Osteoarthritis is a common but very disabling, even disabling, condition that results primarily in pain that can only be relieved through surgery. However, these major operations, which sometimes radically change the affected joint, are associated with a long rehabilitation period and a risk of complications. Hence the interest in so-called “minimally invasive” procedures such as lipofilling.
Inject fat cells into the joint
Why is ? Lipofilling is a technique that consists in removing the patient’s adipose tissue (fat) by liposuction on a part of the body where it is very present, such as the thigh or hip. This tissue, reduced to tiny fat cells, is then reinjected into the treated joint to restore mobility. In the treatment of osteoarthritis of the fingers, which is the subject of this study, it is then sufficient to immobilize the joint with a splint and prescribe painkillers for the patient for a week. Then forget about the pain of arthrosis and regain the preventive power of your fingers!
By analyzing the results of follow-up at 44 months for 18 patients (representing 25 treated joints), the researchers observed “a clear, very significant improvement” in their pain score: it had decreased from 6 out of 10 before treatment to 0.5 out of 10 ! “We believe that pain reduction is the most important outcome for our patients and has the greatest effect,” emphasizes Dr.
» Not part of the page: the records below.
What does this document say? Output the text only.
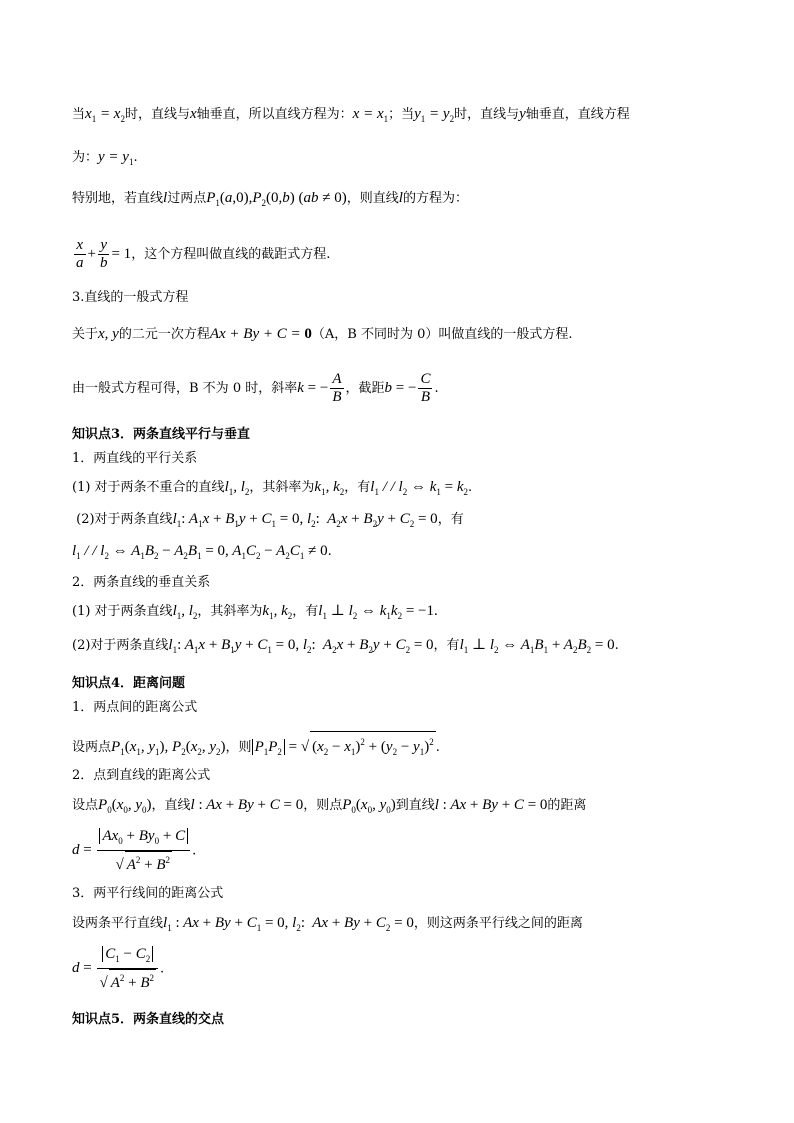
当$x_1 = x_2$时，直线与x轴垂直，所以直线方程为：$x = x_1$；当$y_1 = y_2$时，直线与y轴垂直，直线方程
为：$y = y_1$.
特别地，若直线l过两点$P_1(a,0),P_2(0,b) (ab \ne 0)$，则直线l的方程为：
$\frac{x}{a} + \frac{y}{b} = 1$，这个方程叫做直线的截距式方程.
3.直线的一般式方程
关于x, y的二元一次方程Ax + By + C = 0（A，B 不同时为 0）叫做直线的一般式方程.
由一般式方程可得，B 不为 0 时，斜率k = − $\frac{A}{B}$ ，截距b = − $\frac{C}{B}$ .
知识点3．两条直线平行与垂直
1．两直线的平行关系
(1) 对于两条不重合的直线$l_1$, $l_2$，其斜率为$k_1$, $k_2$，有$l_1$ / / $l_2$ ⇔ $k_1 = k_2$.
(2)对于两条直线$l_1$: $A_1x + B_1y + C_1 = 0$, $l_2$:  $A_2x + B_2y + C_2 = 0$，有
$l_1$ / / $l_2$ ⇔ $A_1B_2 - A_2B_1 = 0$, $A_1C_2 - A_2C_1 \ne 0$.
2．两条直线的垂直关系
(1) 对于两条直线$l_1$, $l_2$，其斜率为$k_1$, $k_2$，有$l_1$ ⊥ $l_2$ ⇔ $k_1k_2 = -1$.
(2)对于两条直线$l_1$: $A_1x + B_1y + C_1 = 0$, $l_2$:  $A_2x + B_2y + C_2 = 0$，有$l_1$ ⊥ $l_2$ ⇔ $A_1B_1 + A_2B_2 = 0$.
知识点4．距离问题
1．两点间的距离公式
设两点$P_1(x_1$, $y_1$), $P_2(x_2$, $y_2$)，则 $P_1P_2$ = √ $(x_2 - x_1)^2 + (y_2 - y_1)^2$ .
2．点到直线的距离公式
设点$P_0(x_0$, $y_0$)，直线l : Ax + By + C = 0，则点$P_0(x_0$, $y_0$)到直线l : Ax + By + C = 0的距离
$d = \frac{Ax_0 + By_0 + C}{√ A^2 + B^2}$ .
3．两平行线间的距离公式
设两条平行直线$l_1$ : $Ax + By + C_1 = 0$, $l_2$:  $Ax + By + C_2 = 0$，则这两条平行线之间的距离
$d = \frac{C_1 - C_2}{√ A^2 + B^2}$ .
知识点5．两条直线的交点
Meyer-Marcotty, who is at the origin of this fat transfer experiment to treat osteoarthritis of the fingers.
An increase in grip strength
But aside from its effect on pain, this technique also allowed treated patients to double their finger grip strength, from a median of 4 pounds before the procedure to 10 pounds after lipofilling.
This technique of fat transfer is increasingly used in plastic and reconstructive surgery, and several studies show the potential of stem cells present in adipose tissue to regenerate the tissues of arthritic joints. This technique offers another advantage: “Since lipofilling is a non-destructive procedure, joint surgery can still be performed if necessary,” emphasizes Dr. Meyer-Marcotty.